Het verstrekking van speciale voeding
Op grond van artikel 42, eerste lid onder a, van de Penitentiaire beginselenwet (Pbw) draagt de directeur zorg voor de vestrekking van de door de inrichting verbonden arts of diens vervanger voorgeschreven diëten. Klager is zodoende ontvankelijk in zijn klacht.

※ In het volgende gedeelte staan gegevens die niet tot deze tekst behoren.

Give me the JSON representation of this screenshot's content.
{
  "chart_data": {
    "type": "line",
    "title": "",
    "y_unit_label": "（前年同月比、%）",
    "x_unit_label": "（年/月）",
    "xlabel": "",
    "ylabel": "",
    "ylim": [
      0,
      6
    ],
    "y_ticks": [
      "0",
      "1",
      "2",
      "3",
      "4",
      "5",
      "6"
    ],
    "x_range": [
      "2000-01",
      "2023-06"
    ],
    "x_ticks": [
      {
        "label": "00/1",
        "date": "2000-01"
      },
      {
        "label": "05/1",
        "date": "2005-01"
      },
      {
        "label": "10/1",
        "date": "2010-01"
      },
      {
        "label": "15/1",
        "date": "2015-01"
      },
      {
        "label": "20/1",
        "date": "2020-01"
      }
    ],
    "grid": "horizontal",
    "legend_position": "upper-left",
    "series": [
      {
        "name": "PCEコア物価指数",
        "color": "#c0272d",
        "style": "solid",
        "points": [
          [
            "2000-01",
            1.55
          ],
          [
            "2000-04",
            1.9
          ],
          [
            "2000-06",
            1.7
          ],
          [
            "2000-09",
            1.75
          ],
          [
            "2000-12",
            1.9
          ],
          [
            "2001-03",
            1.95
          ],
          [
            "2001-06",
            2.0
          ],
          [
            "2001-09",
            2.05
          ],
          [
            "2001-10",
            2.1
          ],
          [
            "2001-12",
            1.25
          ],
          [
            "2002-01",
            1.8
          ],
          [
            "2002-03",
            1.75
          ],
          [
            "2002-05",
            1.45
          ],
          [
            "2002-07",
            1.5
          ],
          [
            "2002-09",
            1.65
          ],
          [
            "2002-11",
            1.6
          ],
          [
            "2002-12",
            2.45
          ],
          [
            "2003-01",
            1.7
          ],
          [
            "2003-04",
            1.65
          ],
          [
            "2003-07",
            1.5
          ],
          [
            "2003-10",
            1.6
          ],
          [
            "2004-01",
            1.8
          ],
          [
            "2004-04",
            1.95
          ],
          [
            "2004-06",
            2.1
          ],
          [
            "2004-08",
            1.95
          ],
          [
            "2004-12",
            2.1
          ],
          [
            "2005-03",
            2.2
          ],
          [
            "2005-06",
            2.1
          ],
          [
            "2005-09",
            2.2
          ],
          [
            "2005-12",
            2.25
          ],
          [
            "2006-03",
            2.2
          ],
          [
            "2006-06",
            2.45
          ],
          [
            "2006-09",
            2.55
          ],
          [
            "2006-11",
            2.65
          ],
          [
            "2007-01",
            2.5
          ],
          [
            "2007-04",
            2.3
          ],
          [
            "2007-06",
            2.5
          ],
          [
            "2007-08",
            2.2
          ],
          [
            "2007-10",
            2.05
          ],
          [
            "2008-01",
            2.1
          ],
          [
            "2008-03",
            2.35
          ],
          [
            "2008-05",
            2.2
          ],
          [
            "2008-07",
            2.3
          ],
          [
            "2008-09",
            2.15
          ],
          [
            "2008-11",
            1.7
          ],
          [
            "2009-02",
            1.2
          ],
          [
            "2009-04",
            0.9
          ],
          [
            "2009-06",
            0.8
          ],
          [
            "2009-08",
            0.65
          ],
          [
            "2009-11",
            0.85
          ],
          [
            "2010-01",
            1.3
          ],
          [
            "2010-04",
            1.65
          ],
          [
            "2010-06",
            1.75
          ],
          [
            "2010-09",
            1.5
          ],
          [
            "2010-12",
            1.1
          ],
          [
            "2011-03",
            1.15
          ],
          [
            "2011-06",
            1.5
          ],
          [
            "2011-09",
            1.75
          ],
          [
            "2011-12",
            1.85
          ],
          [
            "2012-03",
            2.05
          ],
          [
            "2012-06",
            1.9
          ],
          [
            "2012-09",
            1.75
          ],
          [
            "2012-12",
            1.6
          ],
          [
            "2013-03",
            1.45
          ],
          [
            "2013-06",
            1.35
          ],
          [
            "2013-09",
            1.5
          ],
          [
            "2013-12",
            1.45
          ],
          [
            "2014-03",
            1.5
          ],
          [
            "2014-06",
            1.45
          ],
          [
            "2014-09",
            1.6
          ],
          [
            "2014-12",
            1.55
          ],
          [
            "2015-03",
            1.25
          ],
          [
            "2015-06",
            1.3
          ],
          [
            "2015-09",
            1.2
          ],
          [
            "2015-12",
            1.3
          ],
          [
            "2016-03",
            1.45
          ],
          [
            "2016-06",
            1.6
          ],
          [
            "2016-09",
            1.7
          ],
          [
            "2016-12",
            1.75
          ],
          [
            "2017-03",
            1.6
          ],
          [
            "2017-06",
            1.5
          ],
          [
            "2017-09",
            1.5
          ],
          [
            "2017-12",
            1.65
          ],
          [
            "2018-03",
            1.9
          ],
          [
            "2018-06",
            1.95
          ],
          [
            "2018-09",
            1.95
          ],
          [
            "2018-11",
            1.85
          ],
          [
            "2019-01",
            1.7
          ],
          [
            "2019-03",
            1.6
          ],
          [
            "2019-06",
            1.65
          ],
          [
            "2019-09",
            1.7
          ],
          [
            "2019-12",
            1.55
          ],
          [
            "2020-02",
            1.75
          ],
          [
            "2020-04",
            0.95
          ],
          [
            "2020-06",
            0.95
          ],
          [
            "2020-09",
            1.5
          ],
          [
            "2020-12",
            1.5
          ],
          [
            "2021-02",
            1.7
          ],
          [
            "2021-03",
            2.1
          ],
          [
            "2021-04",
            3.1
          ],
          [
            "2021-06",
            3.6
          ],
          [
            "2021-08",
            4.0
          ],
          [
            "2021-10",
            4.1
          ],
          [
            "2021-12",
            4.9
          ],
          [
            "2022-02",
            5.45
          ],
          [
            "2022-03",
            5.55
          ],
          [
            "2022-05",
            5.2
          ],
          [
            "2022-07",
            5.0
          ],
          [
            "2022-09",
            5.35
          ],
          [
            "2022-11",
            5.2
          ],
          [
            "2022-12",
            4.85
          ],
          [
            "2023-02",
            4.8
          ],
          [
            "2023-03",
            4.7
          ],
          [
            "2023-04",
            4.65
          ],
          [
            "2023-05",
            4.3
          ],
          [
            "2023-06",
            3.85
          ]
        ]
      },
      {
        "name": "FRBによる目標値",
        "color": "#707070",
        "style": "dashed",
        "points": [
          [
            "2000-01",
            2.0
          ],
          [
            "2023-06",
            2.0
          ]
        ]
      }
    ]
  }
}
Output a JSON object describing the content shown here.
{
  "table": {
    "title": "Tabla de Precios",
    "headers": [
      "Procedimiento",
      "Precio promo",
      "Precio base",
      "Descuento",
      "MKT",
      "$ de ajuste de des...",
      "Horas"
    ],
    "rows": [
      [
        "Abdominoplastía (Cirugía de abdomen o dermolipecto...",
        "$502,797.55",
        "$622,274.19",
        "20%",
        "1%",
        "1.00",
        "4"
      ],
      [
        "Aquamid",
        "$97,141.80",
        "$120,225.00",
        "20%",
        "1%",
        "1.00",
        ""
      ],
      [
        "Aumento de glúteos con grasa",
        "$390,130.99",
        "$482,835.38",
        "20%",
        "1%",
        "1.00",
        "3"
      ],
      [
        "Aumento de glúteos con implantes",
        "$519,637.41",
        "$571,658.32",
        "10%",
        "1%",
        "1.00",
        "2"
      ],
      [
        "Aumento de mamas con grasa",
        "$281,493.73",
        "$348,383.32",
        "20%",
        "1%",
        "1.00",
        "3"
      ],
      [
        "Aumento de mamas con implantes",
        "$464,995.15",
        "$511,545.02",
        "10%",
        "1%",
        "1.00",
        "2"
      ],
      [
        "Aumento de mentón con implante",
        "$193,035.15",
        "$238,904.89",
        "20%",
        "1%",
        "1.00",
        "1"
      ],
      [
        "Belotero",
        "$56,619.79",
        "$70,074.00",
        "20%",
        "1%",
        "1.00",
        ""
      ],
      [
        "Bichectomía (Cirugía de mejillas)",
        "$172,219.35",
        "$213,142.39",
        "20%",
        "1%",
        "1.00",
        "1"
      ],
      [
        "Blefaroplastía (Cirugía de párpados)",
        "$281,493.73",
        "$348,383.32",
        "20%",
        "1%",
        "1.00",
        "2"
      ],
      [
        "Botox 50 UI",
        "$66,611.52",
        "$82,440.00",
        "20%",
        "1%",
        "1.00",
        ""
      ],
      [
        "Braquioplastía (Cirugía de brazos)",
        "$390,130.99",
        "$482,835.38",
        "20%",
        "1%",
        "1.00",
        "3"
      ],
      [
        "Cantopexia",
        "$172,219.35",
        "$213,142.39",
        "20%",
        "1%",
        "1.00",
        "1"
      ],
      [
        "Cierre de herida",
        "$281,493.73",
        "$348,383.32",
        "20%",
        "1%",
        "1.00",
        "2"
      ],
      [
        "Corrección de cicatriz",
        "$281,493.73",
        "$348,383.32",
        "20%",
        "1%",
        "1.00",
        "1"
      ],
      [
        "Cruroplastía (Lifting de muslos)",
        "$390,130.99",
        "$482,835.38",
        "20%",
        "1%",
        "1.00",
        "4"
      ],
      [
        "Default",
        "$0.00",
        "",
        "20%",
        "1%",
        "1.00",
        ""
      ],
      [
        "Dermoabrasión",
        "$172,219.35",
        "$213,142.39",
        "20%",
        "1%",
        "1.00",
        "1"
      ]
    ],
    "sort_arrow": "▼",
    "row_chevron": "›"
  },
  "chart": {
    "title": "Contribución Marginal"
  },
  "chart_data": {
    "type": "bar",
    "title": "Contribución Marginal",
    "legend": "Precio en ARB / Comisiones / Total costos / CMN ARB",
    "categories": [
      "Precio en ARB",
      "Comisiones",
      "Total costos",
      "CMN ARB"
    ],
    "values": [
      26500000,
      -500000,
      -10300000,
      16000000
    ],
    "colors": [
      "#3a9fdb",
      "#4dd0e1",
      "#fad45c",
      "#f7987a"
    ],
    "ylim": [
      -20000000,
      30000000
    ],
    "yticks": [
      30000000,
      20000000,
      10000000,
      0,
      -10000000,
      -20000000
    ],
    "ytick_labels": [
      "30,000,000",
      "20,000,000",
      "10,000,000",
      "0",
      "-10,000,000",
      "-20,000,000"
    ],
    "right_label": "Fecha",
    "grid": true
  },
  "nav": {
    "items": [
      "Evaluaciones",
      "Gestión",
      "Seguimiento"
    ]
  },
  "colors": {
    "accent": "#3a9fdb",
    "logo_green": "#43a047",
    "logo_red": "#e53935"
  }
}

Klager klaagt erover dat hij minimaal anderhalve maand geen speciale voeding verstrekt heeft gekregen, terwijl dit van tevoren door JC Zaanstad aan klager is toegezegd. De directie stelt zich op het standpunt dat klager sinds 13 augustus 2021 vijf keer per dag Nutridrink krijgt.
De beklagcommissie stelt dat op basis van de stukken niet kan worden vastgesteld vanaf wanneer aan klager Nutridrink is verstrekt. Bij de stukken van de directie zitten bijvoorbeeld geen dagrapportages waaruit dat blijkt, hetgeen in de bijzondere situatie van klager wel van de directie had mogen worden verwacht. Het staat in ieder geval vast dat klager tussen 10 augustus en 13 augustus 2021 geen Nutridrink verstrekt heeft gekregen, terwijl de juiste verzorging een belangrijke voorwaarde was voor de komst van klager na zijn strafonderbreking. Het is zodoende voldoende aannemelijk dat klager een bepaalde periode de voorgeschreven Nutridrink niet heeft gekregen. Gelet hierop, is de beklagcommissie van oordeel dat de directie haar zorgplicht heeft geschonden. Het beklag zal zodoende gegrond worden verklaard.
De beklagcommissie is van oordeel dat klager een tegemoetkoming toekomt ter compensatie van het nadeel dat klager heeft ondervonden. De tegemoetkoming wordt vastgesteld op € 25,-.
BESLISSING
De beklagcommissie verklaart de klacht gegrond en stelt een tegemoetkoming vast van € 25,-.
Aldus gegeven op 14 februari 2022 door mr. C.L. Verhoeven, voorzitter, H. Boven-Ebskamp en drs. C. Verwoerd, leden, van de beklagcommissie uit de Commissie van Toezicht bij het Justitieel Complex Zaanstad, bijgestaan door mr. N.L. de Groot, secretaris.